Fast-forward a few months later, my wife and I rent an apartment in São Paulo in the Fall of 2012. It was booming — all the restaurants were full, startups springing up like mushrooms, educated Europeans streaming into the country in droves to escape their economic malaise. People were making money and they were happy. Dilma Rousseff, who as of writing is being impeached by the Brazilian Congress, is described admiringly as an “iron lady”. The labor market was “strong”; Brazil had finally broken free from decades of poor growth. It had finally found a winning formula.
But then, it didn’t.
It’s now clear that those months were the peak of the bubble. However at the time, nobody expected it to collapse; those that saw it slowing never expected anything this drastic. The denouement continues to this day with nearly every politician facing some form of corruption charge, the country’s oil wealth an illusion, commodity prices slashed by slower Chinese growth, and with the Olympics a few months away, the economy in free-fall.
I don’t always appreciate the stability around me and how quickly it can all fall apart. Today, I live in San Francisco, a world where “disruption” is king. But change is only attractive in a world where the underlying society is stable. The rule of law, property rights, an effective executive branch and a rational monetary policy keeping chaos at bay. It’s all more fragile than we appreciate; anything can happen here.
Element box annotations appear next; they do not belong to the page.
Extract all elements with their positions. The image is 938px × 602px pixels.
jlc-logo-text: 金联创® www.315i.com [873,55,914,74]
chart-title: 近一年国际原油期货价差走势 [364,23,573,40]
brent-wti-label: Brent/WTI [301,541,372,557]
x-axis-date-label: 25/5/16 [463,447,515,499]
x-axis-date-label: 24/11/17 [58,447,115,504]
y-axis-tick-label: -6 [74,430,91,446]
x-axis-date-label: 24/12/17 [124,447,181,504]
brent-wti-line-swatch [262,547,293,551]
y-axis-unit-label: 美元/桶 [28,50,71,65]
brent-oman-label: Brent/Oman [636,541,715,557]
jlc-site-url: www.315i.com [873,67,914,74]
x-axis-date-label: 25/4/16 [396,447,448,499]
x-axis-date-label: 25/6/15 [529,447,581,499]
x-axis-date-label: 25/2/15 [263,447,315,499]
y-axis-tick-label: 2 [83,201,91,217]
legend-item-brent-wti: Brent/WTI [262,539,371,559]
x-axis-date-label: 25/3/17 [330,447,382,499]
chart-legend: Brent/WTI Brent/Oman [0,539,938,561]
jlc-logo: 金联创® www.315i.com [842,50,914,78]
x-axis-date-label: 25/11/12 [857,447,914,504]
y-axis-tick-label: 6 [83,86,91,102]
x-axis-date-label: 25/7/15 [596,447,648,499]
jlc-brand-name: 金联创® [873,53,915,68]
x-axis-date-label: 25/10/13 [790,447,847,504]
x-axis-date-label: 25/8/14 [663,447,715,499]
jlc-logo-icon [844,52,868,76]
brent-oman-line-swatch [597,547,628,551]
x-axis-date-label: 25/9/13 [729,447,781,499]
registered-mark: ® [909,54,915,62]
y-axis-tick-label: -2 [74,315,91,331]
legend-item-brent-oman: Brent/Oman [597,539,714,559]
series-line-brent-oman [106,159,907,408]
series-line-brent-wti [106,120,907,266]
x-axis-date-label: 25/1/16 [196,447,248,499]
Looking through my prior notebooks, I find pages from a trip to Egypt in January, 2010. I stayed a few blocks from Tahrir Square. It was a school trip and we spent the days site-seeing and visiting government offices. The nights were filled with hookah and meanderings. People were optimistic. While some might say what followed could have been foreshadowed, nobody we spoke to mentioned anything even remotely close — not even a hint. Sure the country had its troubles but so did most of the world; Mubarak had been in power for decades. What would change?
The Arab Spring was only nine months away. Violence led to optimistic revolution that devolved into chaos. Coups led to imprisonments, and the former head of the military is now President.
And so too elsewhere: Venezuela’s election of Hugo Chavez and its fall into a populist quasi-dictatorship. The destruction of a once stable economy in only a handful of years; Argentina’s continued decline since the ’90s. Black market money dealers lining downtown streets as buildings falling into disrepair. Rampant corruption at an unprecedented scale. No clear way back to prosperity; Syria, Iraq, Libya, Afghanistan, Honduras, Guatemala… Hundreds of millions of people’s lives altering overnight, their dreams destroyed.
Things fall apart. Chaos accelerates before it quiets. Stability and entropy in constant struggle. Every day with peace is a day worth cherishing.